The analysis of the workshop evaluation forms shows that the participants were satisfied and engaged with the new experience (Table 2).
Table 2
Satisfaction and Engagement with the Workshops
No. Level of satisfaction and engagement 5 4 3 2 1
1. I am satisfied with the topics, the tasks, and the structure of the workshop. 58% 32% 10% 0 0
2. I have interacted and participated in the workshop. 45% 39% 16% 0 0
3. The workshop is appropriate for me. 87% 13% 0 0 0
4. I have developed new understandings of testing. 81% 19% 0 0 0
5. I have improved in terms of testing practices as a result of the workshop. 58% 23% 13% 6% 0
6. The skills practiced during the workshop can be applied in language testing. 94% 6% 0 0 0
7. The skills practiced during the workshop can be transferred to my evaluation and marking situations. 87% 13% 0 0 0
8. The information can be transferred to interpreting and reporting test results. 81% 19% 0 0 0
Note. Adapted from "Assessment literacy for teachers: A pilot study investigating the challenges, benefits and impact of assessment literacy training", by E. Boyd and D. Donnarumma, 2018, pp.123-125, Teacher involvement inhigh-stakes language testing (pp. 105-126). Springer International Publishing (http://dx.doi.org/10.1007/978-3-319-77177-9_7). Copyright 2018 by Springer International Publishing
This table shows that the participants built their confidence in testing. Most of the participants reported that the information gained during the workshop could be applied in language testing. They also showed that the workshops were appropriate for them, and the skills practiced during the workshops could be transferred to their evaluation and marking situations.
Enhancing LASs
The participants improved their LASs. The independent t-tests of the pre-treatment and post-treatment (see appendix) showed that the participants increased their instructional skills, design skills, and skills of educational measurements to 4.25, 4.21, and 4.04; respectively. Similarly, the paired t-test showed significant differences between the pre-treatment and the post-treatment at a 95% confidence interval of the differences (Table 3).
Table 3
Paired Differences of the T-Test
Paired Differences
Pre-treatment - Posttreatment of LASs Mean Std. Dev. Std. Error Mean 95% Confidence Interval of the Difference Lower Upper t df Sig. (2-tailed)

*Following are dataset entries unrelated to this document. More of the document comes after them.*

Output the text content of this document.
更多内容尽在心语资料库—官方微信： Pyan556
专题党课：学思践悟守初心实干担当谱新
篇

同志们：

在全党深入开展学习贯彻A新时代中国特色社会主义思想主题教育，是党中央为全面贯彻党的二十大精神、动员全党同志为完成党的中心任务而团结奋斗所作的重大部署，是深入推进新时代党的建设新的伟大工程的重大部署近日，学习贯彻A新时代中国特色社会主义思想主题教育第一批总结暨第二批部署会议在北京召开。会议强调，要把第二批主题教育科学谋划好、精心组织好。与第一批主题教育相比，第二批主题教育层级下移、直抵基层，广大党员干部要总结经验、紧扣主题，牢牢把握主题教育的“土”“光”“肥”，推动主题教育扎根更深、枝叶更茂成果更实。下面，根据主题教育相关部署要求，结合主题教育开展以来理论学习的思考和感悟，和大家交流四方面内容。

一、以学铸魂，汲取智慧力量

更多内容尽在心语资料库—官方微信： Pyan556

Instructional Skills -2.38440 .31262 .09025 -2.58303 -2.18577 -26.421 31 .000
Design Skills -2.26345 .41716 .12042 -2.52850 -1.99840 -18.796 31 .000
Skills of Educational Measurement -1.62901 .42059 .14870 -1.98064 -1.27739 -10.955 31 .000
LASs -2.15020 .48236 .08527 -2.32411 -1.97629 -25.216 31 .000
Table 3 shows the differences in the means and the statistical levels of significance of the pre-treatment and post-treatment of the LASs. Instructional skills and design skills scored very high means, 2.38 and 2.26, with a standard deviation of .312 and .417 respectively. Skills of educational measurement scored a high level, 1.62, with a standard deviation of .420. All in all, the paired test revealed the appearance of very high significances at the level of each LAS and the total LASs (.000).
The independent analysis of the post-treatment questionnaire The results of the treatment in the appendix shows that the participants improved instructional skills.
I can improve instruction based on assessment results and feedback. (57%) I can provide feedback on students' assessment performance. (54%)
On the one hand, these two items indicated the highest level of improvement. On the other hand, the analysis showed that the participants need further training on using technology to assess students as in the following item I can incorporate technologies in assessing students (35%)'. They also need to be trained to use alternative means such as the students' portfolios of language assessment as was indicated in the analysis of the following item. I can utilize alternative means for assessment, for example, portfolios. (41%)'.
The independent analysis also showed the participants improved skills for designing tests (See appendix).
I can write selected-response items such as multiple-choice, true-false, and matching. (54%) I can clearly define the language construct(s) a test will give information about. (53%)
These two items indicated that the participants highly improved in terms of item writing and language constructs. On the contrary, the participants were still in need of workshops for raters and for designing rubrics for alternative means of assessment as can be seen in the following least developed items.
I can design workshops for raters, whenever necessary. (22%)
I can design rubrics for alternative assessments such as portfolios and peer assessment (39%)
The participants also improved their skills in educational measurement (See appendix). As evidenced by the following two items, the participants can infer students' points of strengths and weaknesses based on the analysis of questions and learning outcomes. They also benefitted from the shared tutorial links about the use of Excel in language assessment.
I can infer students' strengths and weaknesses based on data. (45%) I can use internet tutorials for particular language assessment needs. (43%)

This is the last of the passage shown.